中国が日本の防衛政策転換に警戒を強めている。中国メディアは5月4日、中国政府が国連に対し、日本のプルトニウム保有を核不拡散条約(NPT)再検討会議の議題とするよう求めたと報じた。中国国内の論評は、日本の一連の動きを「戦後秩序の計画的な破壊」と断じ、保守強硬派の象徴として高市早苗氏を名指しで批判している。

「計画的」に進む戦後秩序の解体

中国外務省は国連に提示した文書で、日本が「民生用の必要量をはるかに超えるプルトニウムを長期にわたり貯蔵している」と指摘。2024年末時点で約44.4トンに上る日本のプルトニウム保有量は、核弾頭約5,500発分にかなりするとし、短期間で核武装する潜在能力に懸念を示した。

中国の有力メディア『参考消息』は、日本のこうした動きは単なる探り合いではなく、戦後秩序という「壁」を壊すための計画的な工程だと論じている。具体的には、2014年の集団的自衛権の行使容認に始まり、2023年度から5年間で総額43兆円とする防衛費増額計画、そして2024年の次期戦闘機の第三国輸出容認へと、段階的に平和主義の原則を解体しているとの見方を示した。

武器輸出解禁という「決定的な一歩」

中国側が特に問題視するのが、2024年3月に閣議決定された次期戦闘機の第三国輸出容認と、それに続く「防衛装備移転三原則」の運用指針改定だ。これにより、従来は厳しく制限されてきた殺傷能力を持つ兵器の輸出に道が開かれた。

中国メディアは、防衛省が「官民一体で防衛装備移転を推進する」と明言したことを挙げ、戦闘機や護衛艦、潜水艦といった「牙を持つ兵器」も「原則移転可能、個別案件審査」の対象になったと警戒する。この変化は、日本の防衛政策における「偽装を剥ぎ取った」決定的な一歩であり、ロイター通信が「数十年で最大の大幅調整」と評したように、戦後のあり方を根底から覆すものだと受け止められている。

危険な政策を煽る「広報塔」

中国の論評は、こうした右傾化路線において、高市早苗氏のような保守強硬派の政治家が果たす役割を特異な視点で分析している。高市氏は、安倍政権下で始動し岸田政権で加速した路線を継承しつつ、それを大衆向けに「ショーアップ」する能力に長けていると指摘。複雑で危険な政策を「国家の威信」「対外強硬」といった単純明快なスローガンに圧縮し、SNSを通じて拡散させる手法は、商品を売る「ライブコマースの配信者」のようだと揶揄する。

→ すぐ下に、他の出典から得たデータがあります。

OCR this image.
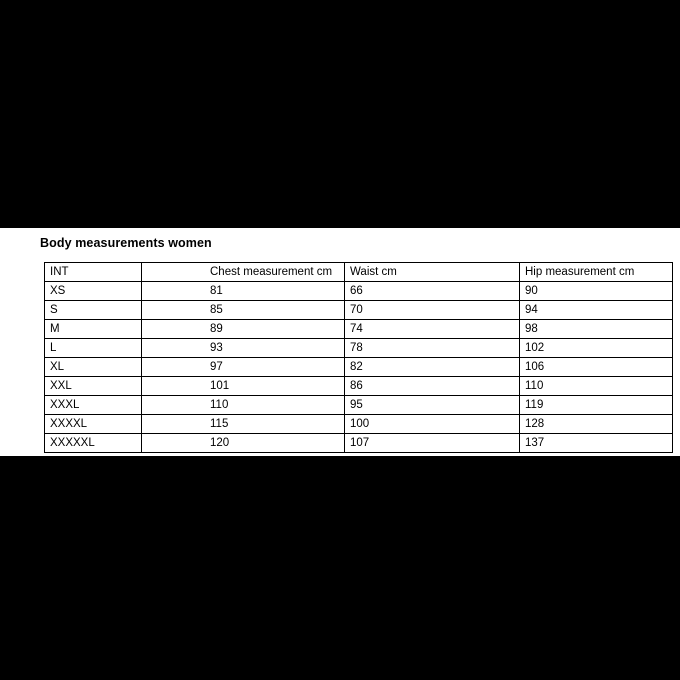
Body measurements women
INT	Chest measurement cm	Waist cm	Hip measurement cm
XS	81	66	90
S	85	70	94
M	89	74	98
L	93	78	102
XL	97	82	106
XXL	101	86	110
XXXL	110	95	119
XXXXL	115	100	128
XXXXXL	120	107	137
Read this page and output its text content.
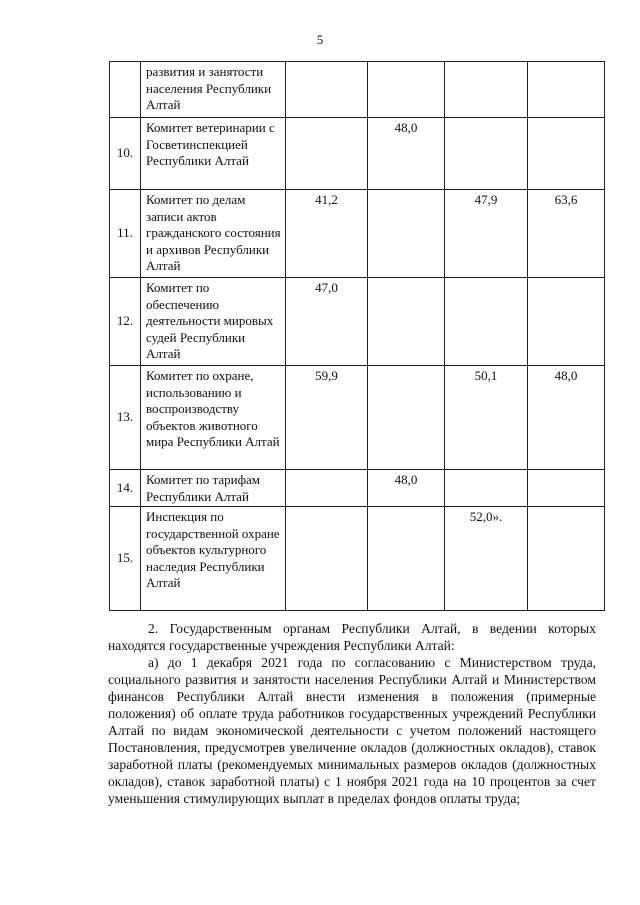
5
	развития и занятости населения Республики Алтай				
10.	Комитет ветеринарии с Госветинспекцией Республики Алтай		48,0		
11.	Комитет по делам записи актов гражданского состояния и архивов Республики Алтай	41,2		47,9	63,6
12.	Комитет по обеспечению деятельности мировых судей Республики Алтай	47,0			
13.	Комитет по охране, использованию и воспроизводству объектов животного мира Республики Алтай	59,9		50,1	48,0
14.	Комитет по тарифам Республики Алтай		48,0		
15.	Инспекция по государственной охране объектов культурного наследия Республики Алтай			52,0».	
2. Государственным органам Республики Алтай, в ведении которых находятся государственные учреждения Республики Алтай:
а) до 1 декабря 2021 года по согласованию с Министерством труда, социального развития и занятости населения Республики Алтай и Министерством финансов Республики Алтай внести изменения в положения (примерные положения) об оплате труда работников государственных учреждений Республики Алтай по видам экономической деятельности с учетом положений настоящего Постановления, предусмотрев увеличение окладов (должностных окладов), ставок заработной платы (рекомендуемых минимальных размеров окладов (должностных окладов), ставок заработной платы) с 1 ноября 2021 года на 10 процентов за счет уменьшения стимулирующих выплат в пределах фондов оплаты труда;
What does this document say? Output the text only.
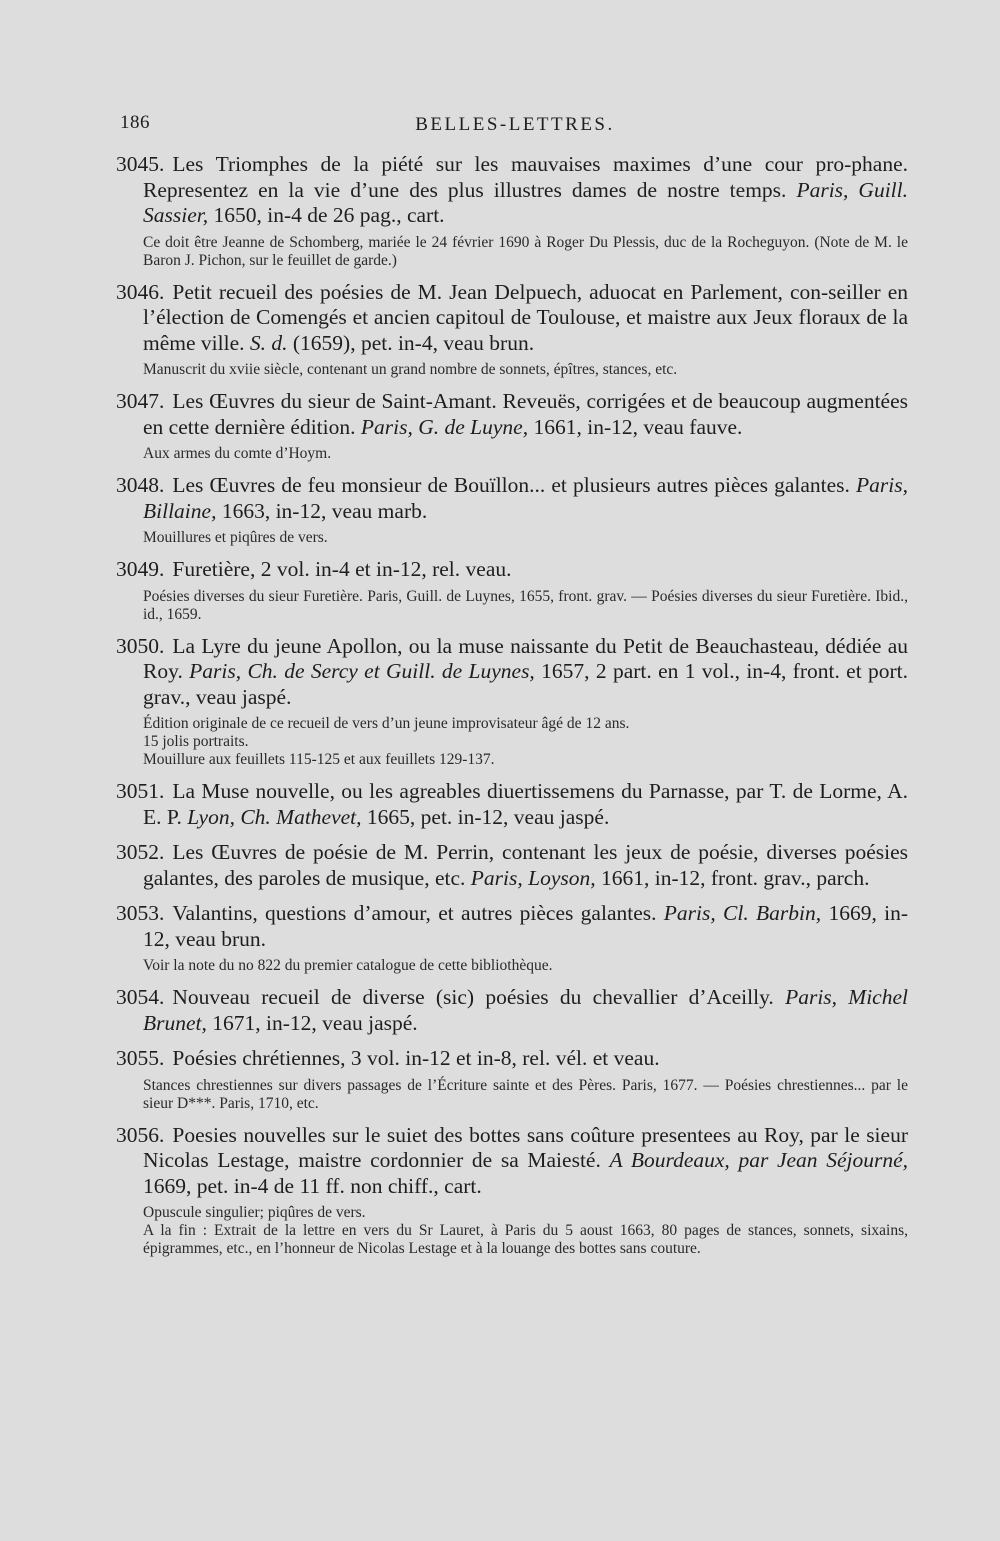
186	BELLES-LETTRES.
3045. Les Triomphes de la piété sur les mauvaises maximes d’une cour pro-phane. Representez en la vie d’une des plus illustres dames de nostre temps. Paris, Guill. Sassier, 1650, in-4 de 26 pag., cart.
Ce doit être Jeanne de Schomberg, mariée le 24 février 1690 à Roger Du Plessis, duc de la Rocheguyon. (Note de M. le Baron J. Pichon, sur le feuillet de garde.)
3046. Petit recueil des poésies de M. Jean Delpuech, aduocat en Parlement, con-seiller en l’élection de Comengés et ancien capitoul de Toulouse, et maistre aux Jeux floraux de la même ville. S. d. (1659), pet. in-4, veau brun.
Manuscrit du xviie siècle, contenant un grand nombre de sonnets, épîtres, stances, etc.
3047. Les Œuvres du sieur de Saint-Amant. Reveuës, corrigées et de beaucoup augmentées en cette dernière édition. Paris, G. de Luyne, 1661, in-12, veau fauve.
Aux armes du comte d’Hoym.
3048. Les Œuvres de feu monsieur de Bouïllon... et plusieurs autres pièces galantes. Paris, Billaine, 1663, in-12, veau marb.
Mouillures et piqûres de vers.
3049. Furetière, 2 vol. in-4 et in-12, rel. veau.
Poésies diverses du sieur Furetière. Paris, Guill. de Luynes, 1655, front. grav. — Poésies diverses du sieur Furetière. Ibid., id., 1659.
3050. La Lyre du jeune Apollon, ou la muse naissante du Petit de Beauchasteau, dédiée au Roy. Paris, Ch. de Sercy et Guill. de Luynes, 1657, 2 part. en 1 vol., in-4, front. et port. grav., veau jaspé.
Édition originale de ce recueil de vers d’un jeune improvisateur âgé de 12 ans.
15 jolis portraits.
Mouillure aux feuillets 115-125 et aux feuillets 129-137.
3051. La Muse nouvelle, ou les agreables diuertissemens du Parnasse, par T. de Lorme, A. E. P. Lyon, Ch. Mathevet, 1665, pet. in-12, veau jaspé.
3052. Les Œuvres de poésie de M. Perrin, contenant les jeux de poésie, diverses poésies galantes, des paroles de musique, etc. Paris, Loyson, 1661, in-12, front. grav., parch.
3053. Valantins, questions d’amour, et autres pièces galantes. Paris, Cl. Barbin, 1669, in-12, veau brun.
Voir la note du no 822 du premier catalogue de cette bibliothèque.
3054. Nouveau recueil de diverse (sic) poésies du chevallier d’Aceilly. Paris, Michel Brunet, 1671, in-12, veau jaspé.
3055. Poésies chrétiennes, 3 vol. in-12 et in-8, rel. vél. et veau.
Stances chrestiennes sur divers passages de l’Écriture sainte et des Pères. Paris, 1677. — Poésies chrestiennes... par le sieur D***. Paris, 1710, etc.
3056. Poesies nouvelles sur le suiet des bottes sans coûture presentees au Roy, par le sieur Nicolas Lestage, maistre cordonnier de sa Maiesté. A Bourdeaux, par Jean Séjourné, 1669, pet. in-4 de 11 ff. non chiff., cart.
Opuscule singulier; piqûres de vers.
A la fin : Extrait de la lettre en vers du Sr Lauret, à Paris du 5 aoust 1663, 80 pages de stances, sonnets, sixains, épigrammes, etc., en l’honneur de Nicolas Lestage et à la louange des bottes sans couture.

その結果、政策の是非を問う冷静な議論ではなく、熱狂的な支持と攻撃的な言説が渦巻く「ファンダム」が形成されると分析。『朝日新聞』が報じたSNS分析を引用し、高市氏のアカウントは支持者の拡散力や攻撃性が際立っていると指摘された。中国から見れば、日本の防衛政策の転換は、こうしたポピュリズム的手法によって加速されていると映る。日本国内の政治潮流と、それを後押しする世論の動向は、今後も中国の厳しい監視下に置かれるとみられる。

日本への影響と示唆

本記事は、日本の防衛政策転換に対する中国の強い警戒感を示している。日本企業にとって、この状況は複数のリスクと機会を提示する。

第一に、中国が日本の防衛費増額や武器輸出を「計画的な戦後秩序の破壊」と断じている点は、日本企業の中国市場戦略に影響を及ぼす可能性がある。特に、防衛関連技術やデュアルユース(軍民両用)技術を持つ企業は、中国からの投資や提携において、より厳しい審査や規制に直面するリスクが高まる。例えば、日本の防衛省が「官民一体で防衛装備移転を推進する」と明言したことで、これまで民生品として扱われていた製品が、中国側から軍事転用可能と見なされ、輸出規制の対象となる可能性も排除できない。

第二に、中国が日本のプルトニウム保有量(約44.4トン、核弾頭約5,500発分)に懸念を示し、NPT再検討会議の議題とするよう求めたことは、日本のエネルギー政策、特に原子力関連企業に間接的な影響を与える可能性がある。中国の国際社会への働きかけが強まれば、日本の核燃料サイクル政策に対する国際的な監視が強化され、関連企業の事業展開に制約が生じることも考えられる。

第三に、高市早苗氏のような保守強硬派政治家への中国の批判は、日本の政治動向が中国との経済関係に直結するリスクを示唆している。中国が日本の「右傾化路線」をポピュリズム的と分析していることから、今後の日本の政治的発言や政策が、中国市場における日本製品やサービスのイメージに悪影響を及ぼす可能性がある。特に、消費財やサービス業を展開する企業は、中国国内のナショナリズムの高まりによる不買運動などのリスクを考慮する必要がある。